Surpris, l’homme jeta un coup d’œil à son compagnon qui le regardait en souriant. Mais ce fut Charlie qui répondit à son interrogation.

« Ah, en ce moment c’est quelque chose, les fleurs, pour Alexandre ! Son professeur lui a dit qu’il faudrait qu’il en dissèque pour pouvoir comprendre comment elles fonctionnent, ça ne lui a pas plu du tout !

– Non, c’est nul, rajouta Alexandre avec un regard suspicieux à Bastien. »

Pendant un instant, il eut peur que l’adulte lui donne tort. Mais à son grand soulagement, il déclara :

« Disséquer des fleurs, quelle drôle d’idée…

– Oui ! Mais toi, tu aimes les fleurs ?

– J’ai profité d’avoir une grande maison pour avoir un grand jardin, reconnut Bastien sans répondre.

– Si tu n’es pas dans ton studio, c’est que tu es dehors pour t’occuper des fleurs, lui fit remarquer Aïden.

– Oui, bon, chacun ses occupations ! Toi, tu es bien resté des heures dehors pour prendre en photo un lézard !

– C’était un très beau lézard, et pas commun dans la région, se défendit le photographe.

– Tu pourras me montrer ton jardin, Bastien, s’il te plaît ! »

Avant de répondre, l’homme regarda les parents du garçon. Ne voyant dans leur regard que de l’amusement, il fini par céder.
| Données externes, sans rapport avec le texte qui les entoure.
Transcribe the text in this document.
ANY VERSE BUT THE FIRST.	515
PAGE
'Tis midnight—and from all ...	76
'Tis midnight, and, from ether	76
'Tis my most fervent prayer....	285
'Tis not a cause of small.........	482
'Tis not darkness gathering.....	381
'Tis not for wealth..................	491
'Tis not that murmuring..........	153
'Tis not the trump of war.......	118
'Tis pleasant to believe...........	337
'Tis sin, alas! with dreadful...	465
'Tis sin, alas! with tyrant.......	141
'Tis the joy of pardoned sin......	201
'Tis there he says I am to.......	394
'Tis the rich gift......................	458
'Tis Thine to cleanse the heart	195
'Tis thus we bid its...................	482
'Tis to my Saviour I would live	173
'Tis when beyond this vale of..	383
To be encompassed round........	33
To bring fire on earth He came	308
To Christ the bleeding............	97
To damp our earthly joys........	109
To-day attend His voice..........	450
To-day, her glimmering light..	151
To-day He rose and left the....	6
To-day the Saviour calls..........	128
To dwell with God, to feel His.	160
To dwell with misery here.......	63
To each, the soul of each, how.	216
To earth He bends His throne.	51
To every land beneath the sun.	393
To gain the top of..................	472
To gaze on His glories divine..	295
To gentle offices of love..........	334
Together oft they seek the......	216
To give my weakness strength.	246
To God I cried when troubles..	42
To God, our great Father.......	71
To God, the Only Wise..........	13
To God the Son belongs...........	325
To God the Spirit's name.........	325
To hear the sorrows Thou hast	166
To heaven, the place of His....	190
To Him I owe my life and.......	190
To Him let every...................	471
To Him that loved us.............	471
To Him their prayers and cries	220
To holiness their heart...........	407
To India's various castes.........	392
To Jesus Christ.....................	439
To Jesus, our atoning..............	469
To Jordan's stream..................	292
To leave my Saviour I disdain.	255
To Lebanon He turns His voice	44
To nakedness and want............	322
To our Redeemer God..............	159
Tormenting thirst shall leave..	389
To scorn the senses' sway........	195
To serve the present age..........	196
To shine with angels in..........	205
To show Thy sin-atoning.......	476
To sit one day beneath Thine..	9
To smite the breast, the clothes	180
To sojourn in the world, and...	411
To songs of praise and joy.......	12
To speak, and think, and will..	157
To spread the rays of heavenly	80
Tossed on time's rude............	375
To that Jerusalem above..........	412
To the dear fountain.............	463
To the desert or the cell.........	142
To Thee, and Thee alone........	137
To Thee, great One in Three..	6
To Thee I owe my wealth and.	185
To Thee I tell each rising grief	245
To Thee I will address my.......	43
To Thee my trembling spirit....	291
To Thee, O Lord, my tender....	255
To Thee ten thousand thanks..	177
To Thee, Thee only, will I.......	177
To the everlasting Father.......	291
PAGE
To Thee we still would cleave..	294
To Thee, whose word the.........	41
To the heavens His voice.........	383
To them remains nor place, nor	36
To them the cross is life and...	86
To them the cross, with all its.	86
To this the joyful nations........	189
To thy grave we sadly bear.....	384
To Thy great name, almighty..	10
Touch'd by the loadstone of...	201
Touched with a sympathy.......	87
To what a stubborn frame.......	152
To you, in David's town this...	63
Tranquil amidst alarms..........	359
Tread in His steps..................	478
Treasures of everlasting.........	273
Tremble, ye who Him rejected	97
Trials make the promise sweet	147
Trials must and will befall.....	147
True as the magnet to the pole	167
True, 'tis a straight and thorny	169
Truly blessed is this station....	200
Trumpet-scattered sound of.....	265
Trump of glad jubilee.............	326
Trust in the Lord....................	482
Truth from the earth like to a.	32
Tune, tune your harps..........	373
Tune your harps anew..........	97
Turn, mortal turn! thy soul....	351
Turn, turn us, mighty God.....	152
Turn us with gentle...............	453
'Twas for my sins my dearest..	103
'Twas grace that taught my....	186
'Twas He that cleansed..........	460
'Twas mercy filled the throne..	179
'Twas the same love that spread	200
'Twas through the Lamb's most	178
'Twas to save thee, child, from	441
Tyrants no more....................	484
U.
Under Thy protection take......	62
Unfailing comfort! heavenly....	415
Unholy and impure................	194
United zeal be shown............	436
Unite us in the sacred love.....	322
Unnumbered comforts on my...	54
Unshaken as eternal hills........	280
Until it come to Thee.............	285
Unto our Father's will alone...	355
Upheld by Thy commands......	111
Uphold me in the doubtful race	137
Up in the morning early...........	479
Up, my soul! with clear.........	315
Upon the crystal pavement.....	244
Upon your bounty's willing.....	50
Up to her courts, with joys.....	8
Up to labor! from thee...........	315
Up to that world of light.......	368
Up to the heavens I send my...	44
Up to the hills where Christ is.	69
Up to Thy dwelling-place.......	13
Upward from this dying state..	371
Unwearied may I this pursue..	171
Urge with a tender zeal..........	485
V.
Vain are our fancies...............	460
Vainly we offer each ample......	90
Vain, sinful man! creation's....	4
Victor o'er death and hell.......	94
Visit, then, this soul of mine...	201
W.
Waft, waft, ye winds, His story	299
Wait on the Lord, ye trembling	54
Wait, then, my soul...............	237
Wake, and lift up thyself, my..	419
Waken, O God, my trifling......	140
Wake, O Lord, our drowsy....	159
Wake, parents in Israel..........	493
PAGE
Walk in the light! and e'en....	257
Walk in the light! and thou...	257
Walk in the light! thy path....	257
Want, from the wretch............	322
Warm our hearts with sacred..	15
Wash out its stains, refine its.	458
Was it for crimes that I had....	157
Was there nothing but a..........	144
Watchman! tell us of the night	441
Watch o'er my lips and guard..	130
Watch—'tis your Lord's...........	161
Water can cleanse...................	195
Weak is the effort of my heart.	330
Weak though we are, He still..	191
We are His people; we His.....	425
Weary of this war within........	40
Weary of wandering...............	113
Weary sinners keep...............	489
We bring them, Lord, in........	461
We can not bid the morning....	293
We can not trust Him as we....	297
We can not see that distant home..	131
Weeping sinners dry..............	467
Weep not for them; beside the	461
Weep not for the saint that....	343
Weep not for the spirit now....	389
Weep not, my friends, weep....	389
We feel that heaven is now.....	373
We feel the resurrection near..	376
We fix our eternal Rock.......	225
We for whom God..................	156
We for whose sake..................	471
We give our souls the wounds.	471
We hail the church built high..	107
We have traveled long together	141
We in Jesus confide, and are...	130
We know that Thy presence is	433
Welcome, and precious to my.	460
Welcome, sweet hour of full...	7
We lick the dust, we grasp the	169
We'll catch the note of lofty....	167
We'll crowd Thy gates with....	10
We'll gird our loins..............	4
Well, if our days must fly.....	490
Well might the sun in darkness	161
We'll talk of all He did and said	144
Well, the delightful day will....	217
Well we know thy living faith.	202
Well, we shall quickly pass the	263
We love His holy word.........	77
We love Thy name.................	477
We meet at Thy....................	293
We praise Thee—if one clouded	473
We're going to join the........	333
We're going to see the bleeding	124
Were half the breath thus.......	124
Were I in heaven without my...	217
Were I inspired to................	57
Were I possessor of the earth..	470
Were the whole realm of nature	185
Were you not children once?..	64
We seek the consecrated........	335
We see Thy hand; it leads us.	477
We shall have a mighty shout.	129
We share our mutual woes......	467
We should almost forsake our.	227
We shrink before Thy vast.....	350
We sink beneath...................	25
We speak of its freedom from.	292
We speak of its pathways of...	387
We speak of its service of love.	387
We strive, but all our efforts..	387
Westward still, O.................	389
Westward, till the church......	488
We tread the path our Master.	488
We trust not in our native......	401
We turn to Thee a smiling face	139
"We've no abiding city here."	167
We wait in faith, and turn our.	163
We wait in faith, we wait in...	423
Heureux, Alexandre se servit un jus d’orange, laissant les adultes parler entre eux de musique, photo, danse, cuisine et toutes sortes d’histoires dont Alexandre ne comprenait pas tout. Il était malgré tout ravi de pouvoir les écouter, apprécier leur amitié sincère, alors que le soleil descendait sur les montagnes. Mais il fallu bien que le couple s’en aille et après des salutations chaleureuses, la maison familiale retrouva bien en peine son calme plus habituel.